In the study of 102 US postmenopausal women eight weeks of daily SE5-OH supplement doses containing 10, 20 or 40 milligrams (mg) of Natural S-equol reduced the frequency of moderate to severe hot flashes as did 50 mg doses of a soy isoflavone supplement.
Moreover, muscle and joint pain was reduced significantly in the 10 and 20 mg Natural S-equol groups compared to those in the isoflavone group.
"Together these data document that a minimum daily dose of 10 mg Natural S-equol would provide the benefit of both reducing the frequency of moderate to severe hot flashes as well as decreasing muscle and joint pain associated with menopause," said Belinda H. Jenks, director of Scientific Affairs & Nutrition Education at Pharmavite LLC.

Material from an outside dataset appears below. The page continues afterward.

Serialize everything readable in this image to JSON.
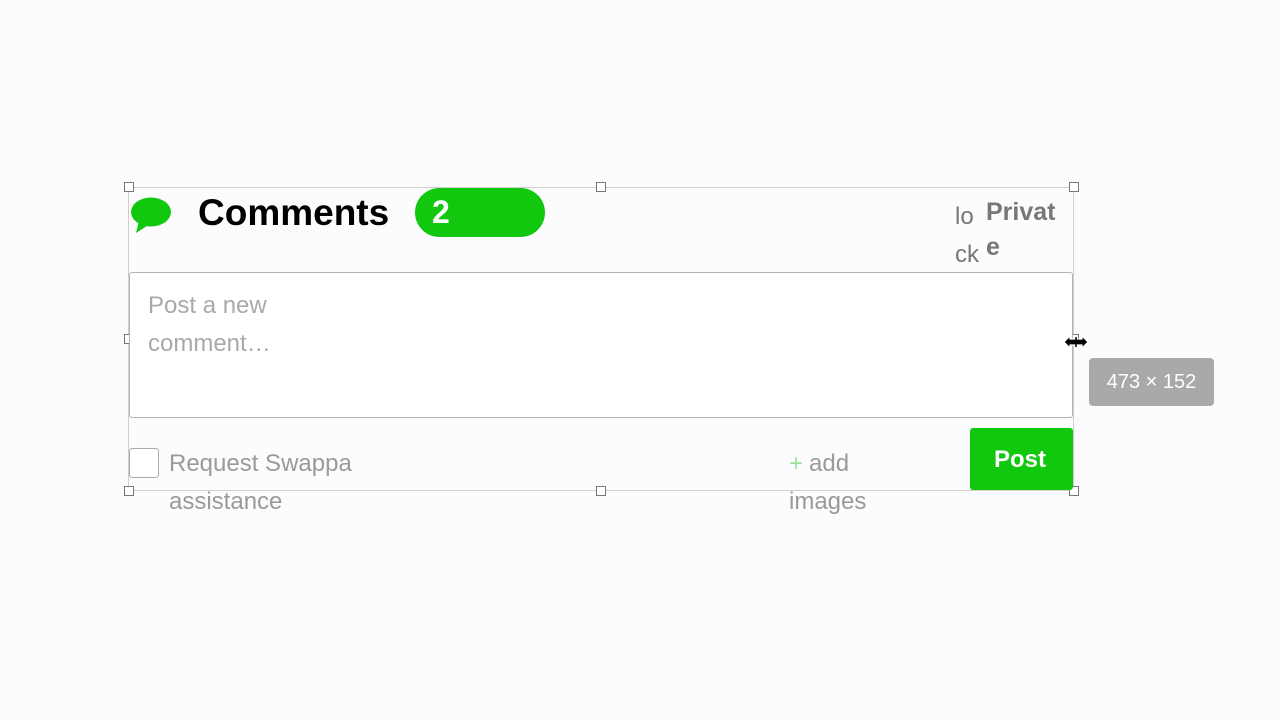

Further research is needed to determine the effects of S-equol on bone metabolism and safety," explained Jenks.
Investigators identified no safety problems, particularly in the female reproductive system. They also found no serious adverse events, and no abnormal changes in serum concentrations of five hormones measured periodically.
Also, ultrasound measures of the thickness of the endometrial lining of the uterus and cellular studies of the tissue lining the vagina revealed no biological effect of the supplement on the women`s reproductive organs. Furthermore, mammography examination results documented no differences among the women groups or between the study start and end.